Environmentalists in Arkansas were outraged. An oilman appointed to fill the environment seat on the commission? Admittedly it did look like a fox guarding the henhouse.

I met with several environmental leaders, and after some tense discussions, I asked them to give me a chance. I really couldn't blame them, as I wasn't a member of any environmental group.

When I attended my first commission meeting, the director announced a landfill on the Buffalo River watershed would be on a forthcoming agenda. I love that river, and don't think I have ever worked as hard to defeat something as I did that permit. Governor Clinton also had a hand in killing the pending permit; that was the opening shot of numerous environmental fights that came before the commission.

After that rugged first year, I had convinced the environmental community I was one of them, and later was named Conservationist of the Year by the Arkansas Wildlife Federation, received a Woody award from the Sierra Club, and two years later was asked to become president of the Arkansas Wildlife Federation. I was such a pain in the rear to some business interests in the state that they made sure I wasn't re-appointed.

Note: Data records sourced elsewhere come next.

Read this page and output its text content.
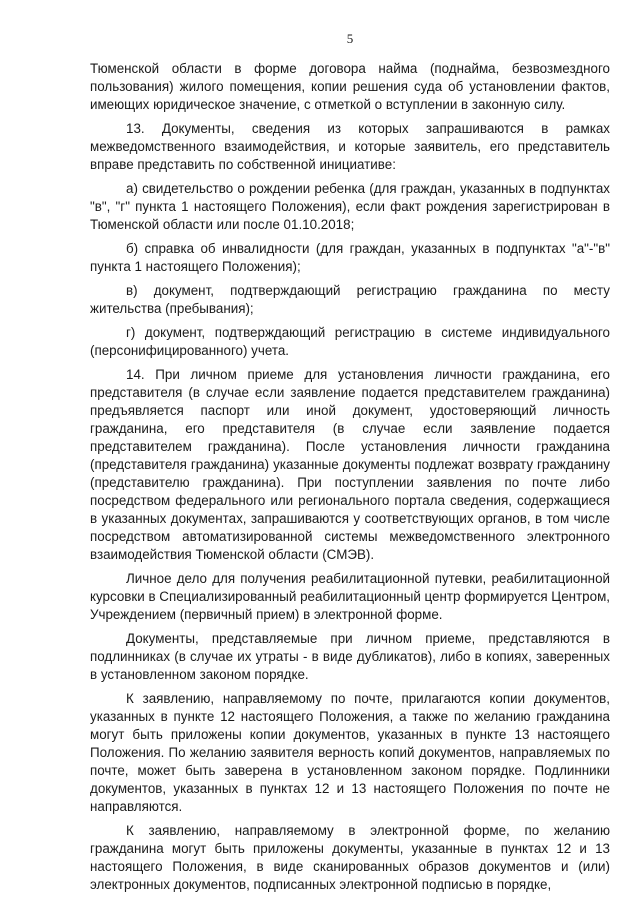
5

Тюменской области в форме договора найма (поднайма, безвозмездного пользования) жилого помещения, копии решения суда об установлении фактов, имеющих юридическое значение, с отметкой о вступлении в законную силу.

13. Документы, сведения из которых запрашиваются в рамках межведомственного взаимодействия, и которые заявитель, его представитель вправе представить по собственной инициативе:

а) свидетельство о рождении ребенка (для граждан, указанных в подпунктах "в", "г" пункта 1 настоящего Положения), если факт рождения зарегистрирован в Тюменской области или после 01.10.2018;

б) справка об инвалидности (для граждан, указанных в подпунктах "а"-"в" пункта 1 настоящего Положения);

в) документ, подтверждающий регистрацию гражданина по месту жительства (пребывания);

г) документ, подтверждающий регистрацию в системе индивидуального (персонифицированного) учета.

14. При личном приеме для установления личности гражданина, его представителя (в случае если заявление подается представителем гражданина) предъявляется паспорт или иной документ, удостоверяющий личность гражданина, его представителя (в случае если заявление подается представителем гражданина). После установления личности гражданина (представителя гражданина) указанные документы подлежат возврату гражданину (представителю гражданина). При поступлении заявления по почте либо посредством федерального или регионального портала сведения, содержащиеся в указанных документах, запрашиваются у соответствующих органов, в том числе посредством автоматизированной системы межведомственного электронного взаимодействия Тюменской области (СМЭВ).

Личное дело для получения реабилитационной путевки, реабилитационной курсовки в Специализированный реабилитационный центр формируется Центром, Учреждением (первичный прием) в электронной форме.

Документы, представляемые при личном приеме, представляются в подлинниках (в случае их утраты - в виде дубликатов), либо в копиях, заверенных в установленном законом порядке.

К заявлению, направляемому по почте, прилагаются копии документов, указанных в пункте 12 настоящего Положения, а также по желанию гражданина могут быть приложены копии документов, указанных в пункте 13 настоящего Положения. По желанию заявителя верность копий документов, направляемых по почте, может быть заверена в установленном законом порядке. Подлинники документов, указанных в пунктах 12 и 13 настоящего Положения по почте не направляются.

К заявлению, направляемому в электронной форме, по желанию гражданина могут быть приложены документы, указанные в пунктах 12 и 13 настоящего Положения, в виде сканированных образов документов и (или) электронных документов, подписанных электронной подписью в порядке,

Awards and membership in an environment organization are good, but what it takes is a day-after-day commitment. I haven't used straws in a long time, and it has been at least a couple of years since I used a plastic bag.

It's not just straws and plastic bags. Think of all the things we buy that are already boxed and later put in bags. I bought two bags of koi fish food and self-checked at Walmart. The two sturdy bags weighed around three pounds apiece, and when I carried them out waving the self-checkout ticket, I got some funny looks, but carrying six pounds in two sturdy bags isn't a big deal.

When you order a burger it's wrapped up, put it in a box, then into a plastic sack, along with straws, and you go merrily on your way without even thinking about it. Having an environmental attitude means being ready to turn down over sacking, straws, and boxes.

While it is important to cut back emissions which contribute to global warming, it is equally important to clean up the environmental mess in our backyard. Roadside trash is a daily reminder of how far we have to go to in Arkansas to reach our potential.

Clean roads will lead to discontinuing the use of plastic bags, the push to renewable energy, restoration of apex predators, planting downtown trees, and having highway medians with trees.

It won't be government regulations that will make our state improve its environment. It will be the attitude of its people. When you have that attitude and practice it on a day-to-day basis, you will be an environmentally friendly individual, and that will give us a truly Natural State.

I have the credentials to wear the oilman's hat as well as an environmental hat. It's more a gasman's hat, since I do all my work in the Black Warrior Basin, where natural gas makes up 90 percent of the hydrocarbons produced. If my clean-burning natural gas replaces coal in an electrical generating plant, I am part of the solution.

And Vertis says she will be buying an electric car when she trades hers in.